Дым понемногу рассеялся. Уздечкин, перестав смеяться, затрясся всем телом. Затем он вскочил и, сквозь кашель прокричав:

– Атас, духи! – разбежался и выпрыгнул в открытое окно. Но Хлудов и этому не удивился, он сидел, потупив свою тяжёлую капитанскую голову.
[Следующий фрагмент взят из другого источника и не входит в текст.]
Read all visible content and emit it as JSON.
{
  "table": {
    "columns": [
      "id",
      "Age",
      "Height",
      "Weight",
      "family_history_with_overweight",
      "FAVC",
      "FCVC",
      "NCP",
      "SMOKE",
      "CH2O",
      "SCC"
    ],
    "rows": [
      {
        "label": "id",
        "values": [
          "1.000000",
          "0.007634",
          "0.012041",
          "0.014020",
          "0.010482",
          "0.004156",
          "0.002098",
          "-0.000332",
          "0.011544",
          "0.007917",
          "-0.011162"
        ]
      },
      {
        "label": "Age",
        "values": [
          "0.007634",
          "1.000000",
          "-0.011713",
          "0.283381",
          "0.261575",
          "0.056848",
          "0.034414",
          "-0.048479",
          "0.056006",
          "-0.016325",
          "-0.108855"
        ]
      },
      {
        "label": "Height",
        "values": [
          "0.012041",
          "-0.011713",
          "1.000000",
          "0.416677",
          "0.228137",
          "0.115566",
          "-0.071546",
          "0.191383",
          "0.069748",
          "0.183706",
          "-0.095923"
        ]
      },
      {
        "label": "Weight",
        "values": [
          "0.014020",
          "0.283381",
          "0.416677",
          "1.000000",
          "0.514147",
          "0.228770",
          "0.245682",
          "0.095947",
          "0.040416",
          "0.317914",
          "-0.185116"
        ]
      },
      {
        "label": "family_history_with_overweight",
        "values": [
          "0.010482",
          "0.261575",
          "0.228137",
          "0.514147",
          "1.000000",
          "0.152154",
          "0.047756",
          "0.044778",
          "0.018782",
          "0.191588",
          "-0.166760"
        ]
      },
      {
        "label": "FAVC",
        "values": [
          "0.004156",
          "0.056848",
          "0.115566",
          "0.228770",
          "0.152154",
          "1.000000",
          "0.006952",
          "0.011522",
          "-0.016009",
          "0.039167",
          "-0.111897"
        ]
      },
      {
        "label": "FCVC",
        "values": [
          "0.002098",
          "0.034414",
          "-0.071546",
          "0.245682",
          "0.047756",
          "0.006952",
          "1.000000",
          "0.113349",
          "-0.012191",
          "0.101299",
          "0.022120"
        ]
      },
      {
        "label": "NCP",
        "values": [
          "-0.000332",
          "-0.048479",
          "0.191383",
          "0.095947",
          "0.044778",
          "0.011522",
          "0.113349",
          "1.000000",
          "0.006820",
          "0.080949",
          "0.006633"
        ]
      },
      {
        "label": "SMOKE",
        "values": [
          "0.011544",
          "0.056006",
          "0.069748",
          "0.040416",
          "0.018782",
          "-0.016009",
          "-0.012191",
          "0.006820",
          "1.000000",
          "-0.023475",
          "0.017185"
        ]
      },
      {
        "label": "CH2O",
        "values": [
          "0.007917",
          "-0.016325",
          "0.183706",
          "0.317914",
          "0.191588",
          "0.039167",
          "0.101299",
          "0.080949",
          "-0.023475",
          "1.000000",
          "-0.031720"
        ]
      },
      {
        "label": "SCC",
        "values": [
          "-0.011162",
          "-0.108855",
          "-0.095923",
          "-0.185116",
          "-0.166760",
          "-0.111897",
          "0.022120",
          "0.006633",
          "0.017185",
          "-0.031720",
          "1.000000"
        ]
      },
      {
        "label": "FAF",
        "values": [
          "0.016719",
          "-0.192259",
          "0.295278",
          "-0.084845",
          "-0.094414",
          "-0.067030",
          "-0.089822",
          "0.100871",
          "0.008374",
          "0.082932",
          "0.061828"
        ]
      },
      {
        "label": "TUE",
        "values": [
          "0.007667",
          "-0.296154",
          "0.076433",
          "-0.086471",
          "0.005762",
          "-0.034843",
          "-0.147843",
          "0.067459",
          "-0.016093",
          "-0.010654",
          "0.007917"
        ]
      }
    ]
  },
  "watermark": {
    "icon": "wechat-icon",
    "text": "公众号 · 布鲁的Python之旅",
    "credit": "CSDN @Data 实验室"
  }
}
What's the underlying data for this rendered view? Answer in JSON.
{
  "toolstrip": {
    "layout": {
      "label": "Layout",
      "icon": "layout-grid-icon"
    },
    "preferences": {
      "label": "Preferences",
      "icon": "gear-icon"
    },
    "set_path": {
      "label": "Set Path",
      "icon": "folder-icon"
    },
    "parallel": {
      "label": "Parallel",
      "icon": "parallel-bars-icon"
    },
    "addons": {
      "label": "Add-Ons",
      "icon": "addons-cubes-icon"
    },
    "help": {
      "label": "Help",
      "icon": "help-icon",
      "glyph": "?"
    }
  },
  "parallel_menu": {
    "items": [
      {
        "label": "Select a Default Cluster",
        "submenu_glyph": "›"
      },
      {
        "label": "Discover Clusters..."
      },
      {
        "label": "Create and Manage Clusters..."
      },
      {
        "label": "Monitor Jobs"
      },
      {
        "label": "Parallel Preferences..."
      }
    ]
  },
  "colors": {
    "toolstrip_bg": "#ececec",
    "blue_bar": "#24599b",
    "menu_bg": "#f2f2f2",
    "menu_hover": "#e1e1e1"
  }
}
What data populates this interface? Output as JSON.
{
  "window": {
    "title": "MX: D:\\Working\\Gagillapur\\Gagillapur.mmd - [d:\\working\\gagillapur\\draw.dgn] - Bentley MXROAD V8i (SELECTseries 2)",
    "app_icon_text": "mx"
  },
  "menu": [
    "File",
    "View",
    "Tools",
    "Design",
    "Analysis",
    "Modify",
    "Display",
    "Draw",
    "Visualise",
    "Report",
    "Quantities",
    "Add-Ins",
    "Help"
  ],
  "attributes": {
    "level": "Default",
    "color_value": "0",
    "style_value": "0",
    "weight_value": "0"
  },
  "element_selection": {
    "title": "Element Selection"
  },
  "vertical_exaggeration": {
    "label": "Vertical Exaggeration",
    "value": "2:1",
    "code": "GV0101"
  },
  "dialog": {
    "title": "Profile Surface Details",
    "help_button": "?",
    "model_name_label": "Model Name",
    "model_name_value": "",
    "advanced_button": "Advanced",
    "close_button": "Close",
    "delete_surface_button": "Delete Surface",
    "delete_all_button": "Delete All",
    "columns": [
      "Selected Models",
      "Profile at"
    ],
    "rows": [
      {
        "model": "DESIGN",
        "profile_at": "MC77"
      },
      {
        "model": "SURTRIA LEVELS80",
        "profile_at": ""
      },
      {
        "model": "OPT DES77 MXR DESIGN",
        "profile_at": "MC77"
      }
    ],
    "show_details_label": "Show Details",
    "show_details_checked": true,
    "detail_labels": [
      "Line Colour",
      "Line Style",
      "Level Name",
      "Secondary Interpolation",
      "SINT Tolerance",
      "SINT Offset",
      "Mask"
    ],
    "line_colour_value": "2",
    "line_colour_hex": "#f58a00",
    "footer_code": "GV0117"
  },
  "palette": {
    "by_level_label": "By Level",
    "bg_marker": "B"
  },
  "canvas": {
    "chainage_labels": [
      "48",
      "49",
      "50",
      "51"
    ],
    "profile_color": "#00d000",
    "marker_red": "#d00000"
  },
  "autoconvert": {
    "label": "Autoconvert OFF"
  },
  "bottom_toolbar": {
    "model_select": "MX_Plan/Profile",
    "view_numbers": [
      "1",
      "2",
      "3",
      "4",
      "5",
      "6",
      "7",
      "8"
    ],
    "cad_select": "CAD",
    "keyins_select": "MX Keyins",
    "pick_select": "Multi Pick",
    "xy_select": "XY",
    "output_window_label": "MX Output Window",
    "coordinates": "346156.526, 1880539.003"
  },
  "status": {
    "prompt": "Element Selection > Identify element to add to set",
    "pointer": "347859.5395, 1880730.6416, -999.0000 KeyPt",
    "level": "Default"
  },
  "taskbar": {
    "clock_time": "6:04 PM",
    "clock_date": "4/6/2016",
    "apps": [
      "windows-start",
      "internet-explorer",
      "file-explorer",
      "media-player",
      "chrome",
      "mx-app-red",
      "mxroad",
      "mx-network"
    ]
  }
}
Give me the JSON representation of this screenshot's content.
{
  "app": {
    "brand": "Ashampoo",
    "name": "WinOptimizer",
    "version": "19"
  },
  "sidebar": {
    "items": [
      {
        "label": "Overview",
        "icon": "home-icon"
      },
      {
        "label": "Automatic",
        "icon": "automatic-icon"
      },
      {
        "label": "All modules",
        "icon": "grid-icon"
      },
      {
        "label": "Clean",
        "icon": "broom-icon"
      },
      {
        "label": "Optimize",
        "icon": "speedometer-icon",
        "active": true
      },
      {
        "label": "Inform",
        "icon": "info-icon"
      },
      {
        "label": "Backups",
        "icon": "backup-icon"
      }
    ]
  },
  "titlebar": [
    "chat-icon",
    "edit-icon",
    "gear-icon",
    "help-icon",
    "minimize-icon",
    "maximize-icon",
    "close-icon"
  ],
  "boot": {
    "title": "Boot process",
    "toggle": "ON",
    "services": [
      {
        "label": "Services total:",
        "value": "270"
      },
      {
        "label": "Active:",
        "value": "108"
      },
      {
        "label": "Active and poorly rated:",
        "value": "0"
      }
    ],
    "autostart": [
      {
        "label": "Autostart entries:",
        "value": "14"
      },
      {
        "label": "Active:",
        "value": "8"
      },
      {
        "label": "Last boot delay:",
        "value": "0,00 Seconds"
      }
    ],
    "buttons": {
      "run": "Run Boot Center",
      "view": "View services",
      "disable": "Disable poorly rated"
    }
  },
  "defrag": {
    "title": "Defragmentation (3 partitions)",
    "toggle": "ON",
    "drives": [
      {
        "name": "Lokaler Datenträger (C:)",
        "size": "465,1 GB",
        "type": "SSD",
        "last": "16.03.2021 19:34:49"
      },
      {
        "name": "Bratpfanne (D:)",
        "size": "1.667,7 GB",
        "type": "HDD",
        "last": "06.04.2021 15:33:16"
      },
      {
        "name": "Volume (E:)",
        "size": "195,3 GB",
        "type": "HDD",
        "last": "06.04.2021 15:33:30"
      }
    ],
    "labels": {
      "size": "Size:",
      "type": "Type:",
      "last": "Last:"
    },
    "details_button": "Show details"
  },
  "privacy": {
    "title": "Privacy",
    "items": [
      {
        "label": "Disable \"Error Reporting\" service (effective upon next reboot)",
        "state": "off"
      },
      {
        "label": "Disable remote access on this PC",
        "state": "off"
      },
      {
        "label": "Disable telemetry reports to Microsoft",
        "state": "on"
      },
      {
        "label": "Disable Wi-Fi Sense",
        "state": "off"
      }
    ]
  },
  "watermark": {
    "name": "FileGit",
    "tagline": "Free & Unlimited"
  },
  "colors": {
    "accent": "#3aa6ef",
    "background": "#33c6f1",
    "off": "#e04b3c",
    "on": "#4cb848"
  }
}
– Эх, Сундук чокнутый, не государственный ты человек, – сказал он ему вдогонку. – Для государственного человека интересы государства превыше совести, мать вашу! А ты – душа человеческая!? Какой, на хрен, человек? – он сплюнул и, выдержав театральную паузу, добавил, продолжая мысль Уздечкина: – А вот если бы у меня была обезьянка, я б её так любил… Я бы ухаживал за нею. Я бы уважал её, как никого на свете. Но у меня нет обезьянки и, видать, уже никогда не будет, – заключил он, и голова его медленно легла на край стола. – Идиоты! – пробормотал он еле слышно и скоро от его храпа задрожал старый задрипанный кухонный стол, в ящике которого лежали генеральские погоны, которые он когда-то в молодые годы, по случаю, купил на блошином рынке.

А в это время, в засаде, в щелях старого дивана сидел отряд клопов. Они дрожали от нетерпения и жажды крови. На одном из клопов вместе с дрожью тела дрожали и малюсенькие генеральские погоны. Он тоже был на государственной службе…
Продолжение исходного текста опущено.